MC: I love it so much. And speaking of some of your older work, I have personally been a fan of yours for a while now, starting with Bear, Otter, and the Kid. So, I go way back.
TK: Way back.
MC: I am definitely one of your old-school fans. So, I wanted to know how has your process as a writer evolved since that first story?
TK: Oh, boy. When I wrote that first book back in 2009, 2010, I was working 60 hours a week at a job that, if you know their lizard commercials on television, then you'd know where I worked. And I unfortunately received the worst compliment anybody could ever receive, which was I was told, "TJ, you are very good at insurance." And if you've had anybody tell you that in your life, then you know how soul crushing that could be. And I wanted to write more than anything in the world. I always have, since I was a kid, I wanted to write. So, I decided one day to sit down and write a book, not having any idea what I was doing. I didn't go to college. I have a semester of community college under my belt, and that was it for me. All I knew was my love of books and my love of writing. So I set out to write that book.
And, wow, going back to that book now is an experience, man, because it is a very evident first novel. It is imperfect in ways that I kind of cringe about now sometimes, but I also find slightly endearing because I think if you read Bear, Otter, and the Kid, my very first book, and then you pick up In the Lives of Puppets, you're going to be like, "How is this the same writer?" And it's just growth. I never want to stop learning how to be a better writer. I will never be the best writer. I will never be the world's greatest writer. But if I could become just a little bit better than I was the day before, then you know what? I'm doing okay.

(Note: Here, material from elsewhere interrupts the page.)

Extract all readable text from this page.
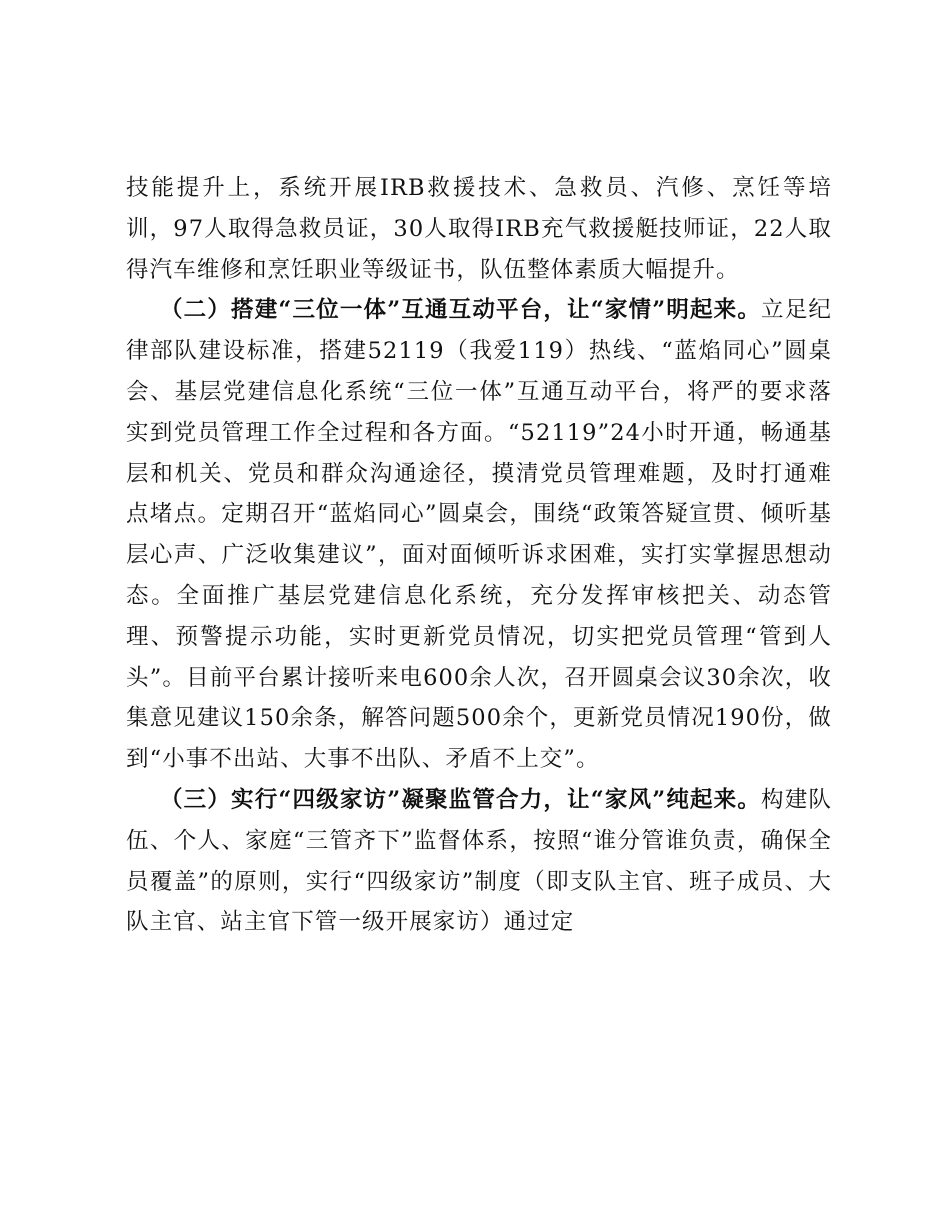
技能提升上，系统开展IRB救援技术、急救员、汽修、烹饪等培训，97人取得急救员证，30人取得IRB充气救援艇技师证，22人取得汽车维修和烹饪职业等级证书，队伍整体素质大幅提升。

（二）搭建“三位一体”互通互动平台，让“家情”明起来。立足纪律部队建设标准，搭建52119（我爱119）热线、“蓝焰同心”圆桌会、基层党建信息化系统“三位一体”互通互动平台，将严的要求落实到党员管理工作全过程和各方面。“52119”24小时开通，畅通基层和机关、党员和群众沟通途径，摸清党员管理难题，及时打通难点堵点。定期召开“蓝焰同心”圆桌会，围绕“政策答疑宣贯、倾听基层心声、广泛收集建议”，面对面倾听诉求困难，实打实掌握思想动态。全面推广基层党建信息化系统，充分发挥审核把关、动态管理、预警提示功能，实时更新党员情况，切实把党员管理“管到人头”。目前平台累计接听来电600余人次，召开圆桌会议30余次，收集意见建议150余条，解答问题500余个，更新党员情况190份，做到“小事不出站、大事不出队、矛盾不上交”。

（三）实行“四级家访”凝聚监管合力，让“家风”纯起来。构建队伍、个人、家庭“三管齐下”监督体系，按照“谁分管谁负责，确保全员覆盖”的原则，实行“四级家访”制度（即支队主官、班子成员、大队主官、站主官下管一级开展家访）通过定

And the biggest thing, though, that has changed from those early days to now is I don't write like the world is ending. I don't work 60 hours a week in a cubicle and then come home and write until two o’clock in the morning and then get up at six the next day to do it all over again. So, one, I am older. I'm about to turn 41, so everything makes me tired now. And two, I love the time I get to spend in the world now. I don't have to rush. I don't have to feel like if I don't put a book out quicker people are going to forget who I am, because that's how it feels in the indie world and the self-publishing world is that if you don't continually put out books, you will be forgotten. And that sucks, and there's some measure of truth to it. But in the last few years I have made myself slow down, take my time, and actually find enjoyment again in it. For a while, it felt like it was becoming a job, a process that I had to get from point A to point B. And now with books like Cerulean or Whispering Door, Lives of Puppets, The Extraordinaries, I can tell the stories I want to tell and take the time it takes to tell them without worrying about, "Oh, I have to get this book out now or people aren't going to remember me." I spend more time in these worlds, and I think I'm better off for it.
MC: And you really do lean into the magic of these worlds. So, I wanted to ask, since some of your more recent books have been a little bit more fantastical than your old-school books, which were a little bit more grounded in reality, has your approach to world-building changed at all?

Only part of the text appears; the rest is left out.